PrefectHQ / prefect

Prefect is a workflow orchestration framework for building resilient data pipelines in Python.
https://prefect.io
Apache License 2.0
15.89k stars 1.56k forks source link

Caching does not seem to work for tasks run from a task worker #15427

Open jcalvarado1965 opened 3 days ago

jcalvarado1965 commented 3 days ago

Bug summary

I am running a task within a task worker, and then invoking that task for a separate flow worker using task.delay(). Even though I have turned storage on, I never see the task being executed from cache. I have tried different cache settings to no avail.

Here is the task worker:

from prefect.task_worker import serve
from prefect import task
from prefect.cache_policies import INPUTS

@task(cache_policy=INPUTS)
def simple(msg:str)->str:
    print(f'simple {msg}')
    return msg

if __name__ == "__main__":
    serve(simple)

And here is the flow worker. It invokes the task twice so the second time should have been from cache, but it is always run.

from prefect import flow, task
from prefect.task_runners import ThreadPoolTaskRunner
from task_worker import simple

@flow(log_prints=True, task_runner=ThreadPoolTaskRunner)
def flow_with_task_worker():
    f = simple.delay('foo')
    f.wait()
    print(f'simple {f.result()}')
    f = simple.delay('foo')
    f.wait()
    print(f'simple {f.result()}')

if __name__ == "__main__":
    flow_with_task_worker.serve(name="flow_with_task_worker",
                      tags=["test"],
                      parameters={})

The environment settings I am using on both the task and flow workers:

export PREFECT_API_URL="http://localhost:4200/api"
export PREFECT_RESULTS_PERSIST_BY_DEFAULT="true"
export PREFECT_LOCAL_STORAGE_PATH="$(pwd)/.results/"

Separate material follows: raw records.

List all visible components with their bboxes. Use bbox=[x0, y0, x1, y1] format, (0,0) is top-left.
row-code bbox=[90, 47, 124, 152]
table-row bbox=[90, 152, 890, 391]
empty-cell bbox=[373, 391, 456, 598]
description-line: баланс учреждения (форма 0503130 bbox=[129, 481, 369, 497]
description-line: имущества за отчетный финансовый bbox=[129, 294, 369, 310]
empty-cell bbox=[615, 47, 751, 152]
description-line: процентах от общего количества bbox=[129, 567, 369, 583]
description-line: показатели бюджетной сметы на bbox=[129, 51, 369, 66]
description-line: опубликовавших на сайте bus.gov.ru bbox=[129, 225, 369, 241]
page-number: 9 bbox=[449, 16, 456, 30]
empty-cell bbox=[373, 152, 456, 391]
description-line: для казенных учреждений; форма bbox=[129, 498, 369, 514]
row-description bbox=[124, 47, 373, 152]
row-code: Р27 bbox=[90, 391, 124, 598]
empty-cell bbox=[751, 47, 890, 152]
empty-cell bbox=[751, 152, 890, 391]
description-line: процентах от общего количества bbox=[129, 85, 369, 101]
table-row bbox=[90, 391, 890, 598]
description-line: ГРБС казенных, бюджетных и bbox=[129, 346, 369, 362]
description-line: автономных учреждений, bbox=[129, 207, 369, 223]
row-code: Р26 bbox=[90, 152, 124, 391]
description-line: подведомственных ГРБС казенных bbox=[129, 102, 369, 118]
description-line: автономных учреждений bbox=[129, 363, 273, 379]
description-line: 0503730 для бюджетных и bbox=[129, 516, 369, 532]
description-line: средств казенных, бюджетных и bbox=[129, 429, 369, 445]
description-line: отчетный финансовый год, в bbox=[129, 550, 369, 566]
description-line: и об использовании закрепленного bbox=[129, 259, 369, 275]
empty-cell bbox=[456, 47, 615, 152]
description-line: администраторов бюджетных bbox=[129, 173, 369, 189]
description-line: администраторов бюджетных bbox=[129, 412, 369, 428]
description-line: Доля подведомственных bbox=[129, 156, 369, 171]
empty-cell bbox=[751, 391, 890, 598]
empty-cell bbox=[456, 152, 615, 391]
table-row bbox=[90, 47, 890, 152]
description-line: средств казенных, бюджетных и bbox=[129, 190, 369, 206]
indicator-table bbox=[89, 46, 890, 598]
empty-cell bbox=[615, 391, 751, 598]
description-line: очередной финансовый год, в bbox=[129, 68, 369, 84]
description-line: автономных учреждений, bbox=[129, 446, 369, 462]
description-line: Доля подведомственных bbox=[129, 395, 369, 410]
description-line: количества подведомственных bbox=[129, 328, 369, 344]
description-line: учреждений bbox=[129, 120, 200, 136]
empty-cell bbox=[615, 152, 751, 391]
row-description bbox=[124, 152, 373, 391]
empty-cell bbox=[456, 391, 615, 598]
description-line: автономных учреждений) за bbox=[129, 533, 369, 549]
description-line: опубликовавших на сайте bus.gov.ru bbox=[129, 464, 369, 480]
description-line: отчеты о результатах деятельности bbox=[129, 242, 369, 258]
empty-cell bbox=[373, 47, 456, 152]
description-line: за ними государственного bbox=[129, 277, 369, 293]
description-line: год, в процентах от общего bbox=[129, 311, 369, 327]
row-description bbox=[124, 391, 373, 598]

Version info (prefect version output)

Version:             3.0.1
API version:         0.8.4
Python version:      3.12.6
Git commit:          c6b2ffe1
Built:               Fri, Sep 6, 2024 10:05 AM
OS/Arch:             linux/x86_64
Profile:             ephemeral
Server type:         ephemeral
Pydantic version:    2.9.1
Server:
  Database:          postgresql

(Python version on the client side is 3.10.14)

Additional context

No response

zzstoatzz commented 2 days ago

hi @jcalvarado1965 - thank you for the issue! this definitely seems like a bug

we'll look into this